彼は猛獣用の鞭を両手にもてあそびながら、将軍ひげにふさわしいもったいぶった口調で、しきりと前口上を述べ立てている。
「……さて、いよいよあれなる二つの檻を、ピッタリと密着いたし、あいだの扉をひらきまして、虎と熊とを一つにいたしまする」
彼が鞭で指さす舞台後方には、車のついた二つの檻が、奥深く、薄暗く見えて、その一方の檻には、さも精悍な一匹の虎が、狭い鉄棒のあいだを、ノソリノソリ、往ったり来たりしながら、時々「ウオー」とすさまじい咆哮を発している。もう一つの檻の中には、虎に比べて二倍もあるような黒い大熊が、これはまあなんといくじのないことか、さもさも相手が怖くてたまらないという恰好で、隅っこの方に身をすくめ、すっかりおびえきっているようすだ。
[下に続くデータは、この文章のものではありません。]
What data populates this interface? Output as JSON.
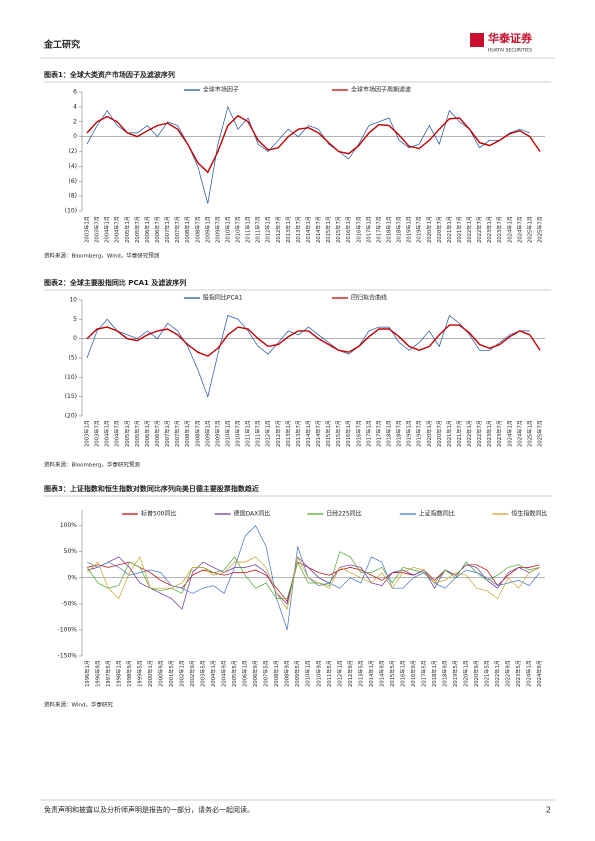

「……熊は臆病者でござりまする。だが、観客諸君、決してご心配には及びません。ああ見えましても、いざ敵の襲撃を受けますると、彼はたちまちその本性をあらわし、猛然と立ち上がるのでござります。熊はおそらく最初まず張りの一と手を用いるでありましょう。しかして虎は低く喰い下がって、そのするどい牙と爪を存分に揮うでありましょう。さてしばらく揉み合いまするうちに、猛獣のいずれかが傷つくは必定、さあ、一たん血を見ますると、肉に餓えたる彼らは、俄然としてその兇暴性を増しきたり、ついには敵の喉笛を、バリバリと喰い裂かずしてはやまぬのでござりまする」
将軍ひげの猛獣使いは、そこでちょっと言葉を切って、彼の弁舌の効果を確かめるように、静かに場内を見まわした。